What is CVE-2026-53649?
CVE-2026-53649 is a critical vulnerability published on July 8, 2026. Joro: Unauthenticated Cross-Origin Plugin Upload Leads to RCE Unauthenticated Cross-Origin Plugin Upload Leads to RCE (Joro ≤ v1.1.0) Severity: Critical CVSS v3.1: 9.6 (AV:N/AC:L/PR:N/UI:R/S:C/C:H/I:H/A:H) Affected versions: Joro ≤ v1.1.0, proxy mode (default), Linux/macOS Reporter: cstover Date:…
When was CVE-2026-53649 disclosed?
CVE-2026-53649 was first published in the National Vulnerability Database on July 8, 2026. EchelonGraph re-ingests CVE updates from NVD on a 2-hour cycle, so this page reflects the latest published state.

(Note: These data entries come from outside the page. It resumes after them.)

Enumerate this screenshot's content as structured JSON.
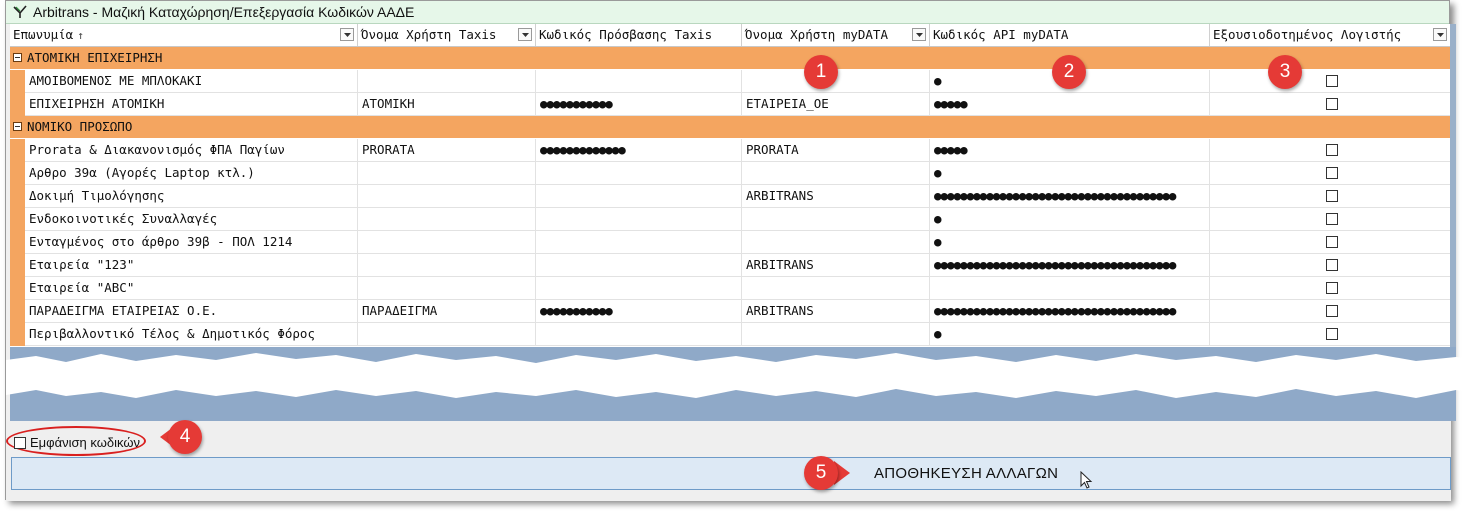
{
  "window": {
    "title": "Arbitrans - Μαζική Καταχώρηση/Επεξεργασία Κωδικών ΑΑΔΕ"
  },
  "columns": [
    {
      "label": "Επωνυμία",
      "sort": "↑",
      "filter": true
    },
    {
      "label": "Όνομα Χρήστη Taxis",
      "filter": true
    },
    {
      "label": "Κωδικός Πρόσβασης Taxis",
      "filter": false
    },
    {
      "label": "Όνομα Χρήστη myDATA",
      "filter": true
    },
    {
      "label": "Κωδικός API myDATA",
      "filter": false
    },
    {
      "label": "Εξουσιοδοτημένος Λογιστής",
      "filter": true
    }
  ],
  "groups": [
    {
      "label": "ΑΤΟΜΙΚΗ ΕΠΙΧΕΙΡΗΣΗ",
      "rows": [
        {
          "name": "ΑΜΟΙΒΟΜΕΝΟΣ ΜΕ ΜΠΛΟΚΑΚΙ",
          "taxis_user": "",
          "taxis_pass": "",
          "mydata_user": "",
          "mydata_api": "●"
        },
        {
          "name": "ΕΠΙΧΕΙΡΗΣΗ ΑΤΟΜΙΚΗ",
          "taxis_user": "ΑΤΟΜΙΚΗ",
          "taxis_pass": "●●●●●●●●●●●",
          "mydata_user": "ΕΤΑΙΡΕΙΑ_ΟΕ",
          "mydata_api": "●●●●●"
        }
      ]
    },
    {
      "label": "ΝΟΜΙΚΟ ΠΡΟΣΩΠΟ",
      "rows": [
        {
          "name": "Prorata & Διακανονισμός ΦΠΑ Παγίων",
          "taxis_user": "PRORATA",
          "taxis_pass": "●●●●●●●●●●●●●",
          "mydata_user": "PRORATA",
          "mydata_api": "●●●●●"
        },
        {
          "name": "Αρθρο 39α (Αγορές Laptop κτλ.)",
          "taxis_user": "",
          "taxis_pass": "",
          "mydata_user": "",
          "mydata_api": "●"
        },
        {
          "name": "Δοκιμή Τιμολόγησης",
          "taxis_user": "",
          "taxis_pass": "",
          "mydata_user": " ARBITRANS",
          "mydata_api": "●●●●●●●●●●●●●●●●●●●●●●●●●●●●●●●●●●●●●"
        },
        {
          "name": "Ενδοκοινοτικές Συναλλαγές",
          "taxis_user": "",
          "taxis_pass": "",
          "mydata_user": "",
          "mydata_api": "●"
        },
        {
          "name": "Ενταγμένος στο άρθρο 39β - ΠΟΛ 1214",
          "taxis_user": "",
          "taxis_pass": "",
          "mydata_user": "",
          "mydata_api": "●"
        },
        {
          "name": "Εταιρεία \"123\"",
          "taxis_user": "",
          "taxis_pass": "",
          "mydata_user": "ARBITRANS",
          "mydata_api": "●●●●●●●●●●●●●●●●●●●●●●●●●●●●●●●●●●●●●"
        },
        {
          "name": "Εταιρεία \"ABC\"",
          "taxis_user": "",
          "taxis_pass": "",
          "mydata_user": "",
          "mydata_api": ""
        },
        {
          "name": "ΠΑΡΑΔΕΙΓΜΑ ΕΤΑΙΡΕΙΑΣ Ο.Ε.",
          "taxis_user": "ΠΑΡΑΔΕΙΓΜΑ",
          "taxis_pass": "●●●●●●●●●●●",
          "mydata_user": "ARBITRANS",
          "mydata_api": "●●●●●●●●●●●●●●●●●●●●●●●●●●●●●●●●●●●●●"
        },
        {
          "name": "Περιβαλλοντικό Τέλος & Δημοτικός Φόρος",
          "taxis_user": "",
          "taxis_pass": "",
          "mydata_user": "",
          "mydata_api": "●"
        }
      ]
    }
  ],
  "show_codes": {
    "label": "Εμφάνιση κωδικών",
    "checked": false
  },
  "save_button": {
    "label": "ΑΠΟΘΗΚΕΥΣΗ ΑΛΛΑΓΩΝ"
  },
  "callouts": [
    "1",
    "2",
    "3",
    "4",
    "5"
  ],
  "colors": {
    "group_band": "#f4a560",
    "callout": "#e53a36",
    "title_bg": "#e6f7e9",
    "torn_area": "#8fa9c8"
  }
}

What is the CVSS score of CVE-2026-53649?
CVE-2026-53649 has a CVSS v4.0 base score of 9.6 (CNA self-assessment; NVD's own analysis pending). The EG score is currently aggregating — additional source signals are being incorporated as they become available..
How do I remediate CVE-2026-53649?
Patch to the fixed version published by the affected vendor. Where vendor advisories exist for CVE-2026-53649, EchelonGraph cross-links them in the Vendor Advisories panel below — those typically contain the canonical remediation steps, fixed version numbers, and any vendor-specific mitigations.